AH

The Arabic Hour

Addressing Racial Inequality in the US with Dr. Nancy Murray

Publish Date: Aug 22, 2020

Aymen Rajeh interviews, long time civil rights activist, Dr. Nancy Murray. Topic: Addressing Racial Inequality in the US. Nancy Murray, who holds a BA from Harvard University, and a B.Phil. and Ph.D. in Modern History from Oxford University, has considerable experience as a teacher, scholar and social activist in Great Britain and Kenya as well as the United States. After teaching for seven years in the University of Nairobi, she then directed a nation-wide program to combat racism in the media at London's Institute of Race Relations. She remains a member of the editorial committee of the Institute's journal Race & Class.
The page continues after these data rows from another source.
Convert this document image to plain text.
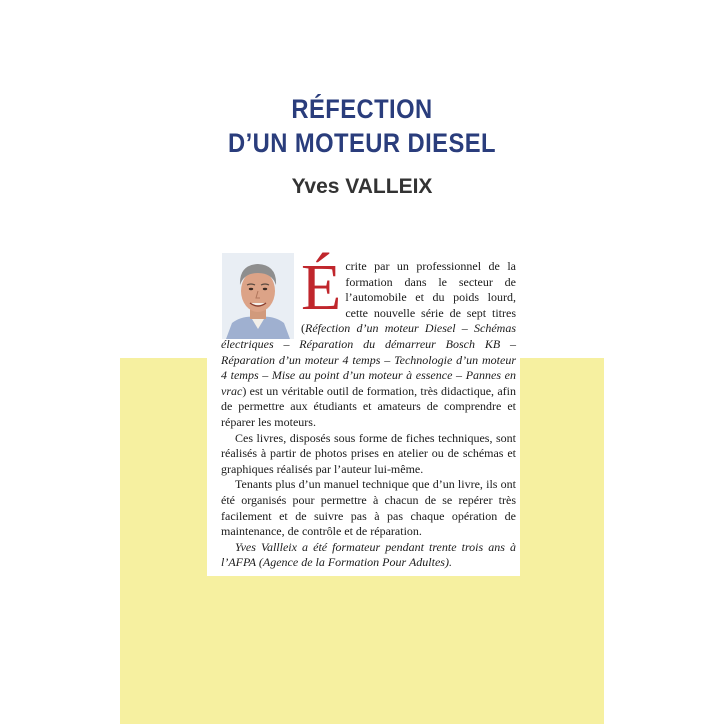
RÉFECTION
D’UN MOTEUR DIESEL
Yves VALLEIX

Écrite par un professionnel de la formation dans le secteur de l’automobile et du poids lourd, cette nouvelle série de sept titres (Réfection d’un moteur Diesel – Schémas électriques – Réparation du démarreur Bosch KB – Réparation d’un moteur 4 temps – Technologie d’un moteur 4 temps – Mise au point d’un moteur à essence – Pannes en vrac) est un véritable outil de formation, très didactique, afin de permettre aux étudiants et amateurs de comprendre et réparer les moteurs.

Ces livres, disposés sous forme de fiches techniques, sont réalisés à partir de photos prises en atelier ou de schémas et graphiques réalisés par l’auteur lui-même.

Tenants plus d’un manuel technique que d’un livre, ils ont été organisés pour permettre à chacun de se repérer très facilement et de suivre pas à pas chaque opération de maintenance, de contrôle et de réparation.

Yves Vallleix a été formateur pendant trente trois ans à l’AFPA (Agence de la Formation Pour Adultes).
On returning to the United States, she spent the next 25 years as Director of Education at the ACLU of Massachusetts. Among the programs she initiated at the ACLU was a rolling classroom called Project HIP-HOP (Highways into the Past: History, Organizing and Power). Over an eight-year period she took high school students South and to South Africa to explore the history of the civil rights movement and struggle against apartheid, and the role young people have played in movements for racial justice. Her publications include Rights Matter: The Story of the Bill of Rights, and ‘Profiled: Arabs, Muslims, and the Post-9/11 Hunt for the 'Enemy Within', a chapter in the award-winning book edited by Elaine Hagopian, Civil Rights in Peril: The Targeting of Arabs and Muslims. For over 30 years she has been involved in struggles for Palestinian rights. She is the co-founder of several solidarity organizations and has made more than 20 trips to the occupied territories. Her book, Palestinians: Life Under Occupation was published in 1991. She currently works with the Alliance for Water Justice in Palestine and serves as president of the Gaza Mental Health Foundation, Inc. which she co-founded with Elaine Hagopian in 2001.